Conditions relate to future or uncertain facts or events. The DCFR on conditions requires that a condition refers to a future or uncertain fact or event. This distinguishes conditions from the legal concept of mistake (Irrtum, erreur, dwaling). The concept of mistake implies that an agreement, entered into on the basis of an incorrect assumption, is voidable (or otherwise subject to termination) if the agreement had not been entered into but for that assumption being incorrect (subject to tests of reasonableness and proportionality of termination). To include a condition that refers to an unknown but existent fact or event (or to a fact or event that is uncertain for the parties but certain for others) is therefore not so much a question of conditionality of the agreement but rather an agreement between the parties that the referenced fact or event is important enough to trigger a termination. Nevertheless, if a straightforward condition is satisfied but for some apparently insignificant facts or events, the rights or obligations that are the subject of the condition will not come into force.
Potestative conditions. Effectively, such ‘subjective condition’ implies that the party has never been truly bound to the ‘agreed’ transaction (since that party has always been free to terminate ‘at will’); in fact it is questionable whether there was mutual consent or a meeting of offer and acceptance as regards the object of the agreement). On the European continent, potestative conditions are invalid or ineffective.
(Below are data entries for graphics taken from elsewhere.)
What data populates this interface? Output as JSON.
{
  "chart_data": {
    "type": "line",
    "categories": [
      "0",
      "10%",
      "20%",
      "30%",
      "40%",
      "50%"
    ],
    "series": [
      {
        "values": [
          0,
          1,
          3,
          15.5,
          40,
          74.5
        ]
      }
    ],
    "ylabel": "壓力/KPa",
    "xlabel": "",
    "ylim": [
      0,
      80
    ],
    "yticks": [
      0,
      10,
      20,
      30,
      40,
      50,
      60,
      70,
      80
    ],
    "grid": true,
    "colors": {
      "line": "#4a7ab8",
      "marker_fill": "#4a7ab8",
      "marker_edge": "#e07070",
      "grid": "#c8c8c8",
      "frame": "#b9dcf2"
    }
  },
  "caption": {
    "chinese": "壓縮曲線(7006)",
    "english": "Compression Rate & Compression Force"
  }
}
Depending on the contents of the condion, the principle of good faith would impose legal consequences that may for instance range from complete ineffectiveness of the condition, to a more objective (and reasonable) test whether the condition is satisfied, or even to an obligation on a party to make best efforts in order to ascertain that the condition be satisfied.
The potestative nature of a condition is not always apparent. For example, the following conditions contain a prevailing subjective element:
…Borrower has delivered its financial statements, in form and substance satisfactory to Lender.
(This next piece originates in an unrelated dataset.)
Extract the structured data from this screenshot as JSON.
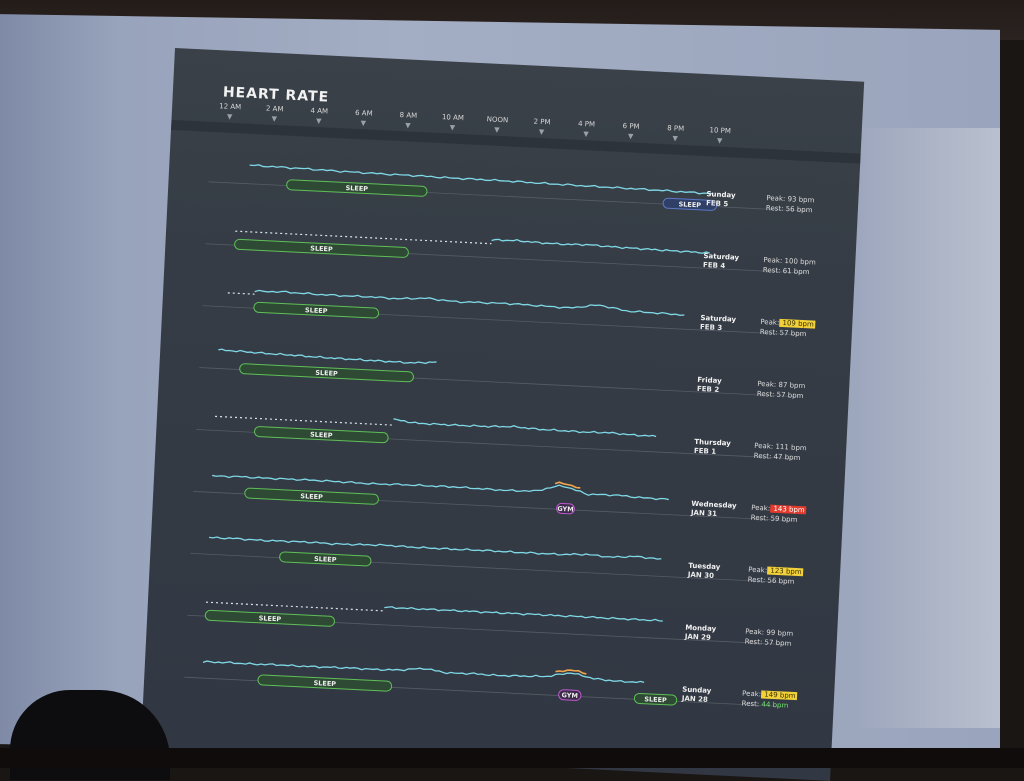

…Purchasers having completed a due diligence review of the business, assets, contracts, tax and financial condition of Acquired Companies, being satisfied in all respects with the outcome of the review.
…The Parties having entered into a joint development agreement, allocating each Party’s entitlement to intellectual property rights in a mutually satisfactory manner.
The questionability of overly subjective conditions can be remedied in several ways. The inclusion of a standard of reasonableness in each of those conditions would mean that the beneficiary of the condition cannot avoid a closing by a simple statement that the condition is not satisfied (timely). The standard of reasonableness implies an objective test or at least a duty to explain (on reasonably understandable grounds) why the condition is not satisfied. Similarly, the conditions could be phrased more objectively.
For example, the condition could refer to market standards or customs of the market or even to the internal policies generally used by the beneficiary in similar circumstances. Alternatively, it is a good option to leave the determination whether the condition is satisfied open. Finally, the condition related to the joint development agreement could be elaborated by attaching an agreed framework or the main terms of such agreement. Obviously, time restraints or other circumstances may make this approach impractical.